Musicians and indeed Marvin Gaye himself, like all creatives, draw inspiration from the public domain. Granting monopoly for the “feel” of the song is tantamount to copyright protecting an idea in its non-material form. This is against natural law and indeed Copyright law itself which requires the idea to first be reduced to material form before it can be protected. Thomas Jefferson expresses this as follows:
“If nature has made any one thing less susceptible than all others of exclusive property, it is the action of the thinking power called an idea, which an individual may exclusively possess as long as he keeps it to himself; but the moment it is divulged, it forces itself into the possession of every one, and the receiver cannot dispossess himself of it. Its peculiar character, too, is that no one possesses the less, because every other possesses the whole of it. He who receives an idea from me, receives instruction himself without lessening mine; as he who lights his taper at mine, receives light without darkening me.”
“Feel” is how genres are born. It is unfathomable that one could have copyright protection for the “feel” of all reggae music. In the same breath, how would genres like Techno, EDM, House, Afro-Beats etc be if an individual was granted a monopoly to the “feel” of such genres? This concept is so public that it is pre-programmed into music software and digital instruments like pianos and drumkits. We cannot punish creators for having a muse nor can we extend monopoly protection to those who inspire others. The departure point when dealing with copyright is to understand that ideally, everything should be available to the public. Those who seek monopoly should bear the burden of proof and not the other way around.

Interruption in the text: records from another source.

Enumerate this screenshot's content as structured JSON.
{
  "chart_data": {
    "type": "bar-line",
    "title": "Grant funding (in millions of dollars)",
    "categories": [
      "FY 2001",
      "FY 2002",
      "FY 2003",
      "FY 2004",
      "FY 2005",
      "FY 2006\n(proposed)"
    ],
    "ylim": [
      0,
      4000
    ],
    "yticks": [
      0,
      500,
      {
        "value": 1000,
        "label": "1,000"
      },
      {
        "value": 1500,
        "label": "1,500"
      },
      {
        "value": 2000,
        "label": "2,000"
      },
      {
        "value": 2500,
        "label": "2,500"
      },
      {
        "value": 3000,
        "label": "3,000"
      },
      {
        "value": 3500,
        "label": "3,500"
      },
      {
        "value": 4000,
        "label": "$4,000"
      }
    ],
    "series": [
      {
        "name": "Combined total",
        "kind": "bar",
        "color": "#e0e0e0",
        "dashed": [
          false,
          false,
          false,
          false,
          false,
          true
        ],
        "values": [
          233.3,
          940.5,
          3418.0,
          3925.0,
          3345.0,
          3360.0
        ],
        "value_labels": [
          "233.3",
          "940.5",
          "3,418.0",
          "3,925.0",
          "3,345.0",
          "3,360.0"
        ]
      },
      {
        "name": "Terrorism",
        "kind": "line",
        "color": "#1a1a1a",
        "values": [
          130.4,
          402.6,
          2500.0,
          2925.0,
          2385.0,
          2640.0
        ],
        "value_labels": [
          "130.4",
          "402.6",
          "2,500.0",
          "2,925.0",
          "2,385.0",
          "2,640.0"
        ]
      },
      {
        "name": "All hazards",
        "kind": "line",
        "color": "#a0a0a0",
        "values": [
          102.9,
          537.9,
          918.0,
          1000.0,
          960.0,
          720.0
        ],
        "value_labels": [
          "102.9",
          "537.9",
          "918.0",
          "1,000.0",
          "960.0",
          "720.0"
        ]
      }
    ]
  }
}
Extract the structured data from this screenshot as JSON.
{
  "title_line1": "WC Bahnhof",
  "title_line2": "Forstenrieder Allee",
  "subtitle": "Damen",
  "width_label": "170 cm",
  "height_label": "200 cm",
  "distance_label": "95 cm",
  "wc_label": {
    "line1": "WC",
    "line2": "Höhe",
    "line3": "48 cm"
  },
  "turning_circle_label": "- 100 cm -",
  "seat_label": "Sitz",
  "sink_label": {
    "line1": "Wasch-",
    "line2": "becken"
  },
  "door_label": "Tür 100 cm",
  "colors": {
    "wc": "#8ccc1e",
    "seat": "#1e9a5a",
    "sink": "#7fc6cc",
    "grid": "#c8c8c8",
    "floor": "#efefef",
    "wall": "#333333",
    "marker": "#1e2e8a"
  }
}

The Gaye family and indeed this whole case showcases the dangers of granting copyright monopolies that the early scholars where weary off. Macaulay (quoted in James Boyle’s “The Public Domain: Enclosing The Commons of the Mind”) warned that:
“those who controlled the monopoly, particularly after the death of the original author, might be given too great a control over our collective culture. Censorious heirs or purchasers of the copyright might prevent the reprinting of a great work because they disagreed with its morals”
This case has proven Macaulay’s words true even after 2 centuries of them being uttered. The dangers of the abuse of the copyright monopoly that were apparent then, are manifesting today. The Gaye family has effectively taken what should be commonly available (and indeed that which was available to Marvin Gaye himself when he created the song) and placed it in the private realm for their exclusive use. This is not just a loss for Pharell & Robin Thicke but rather a loss for the music industry, the creative industry as well as the general public as a whole.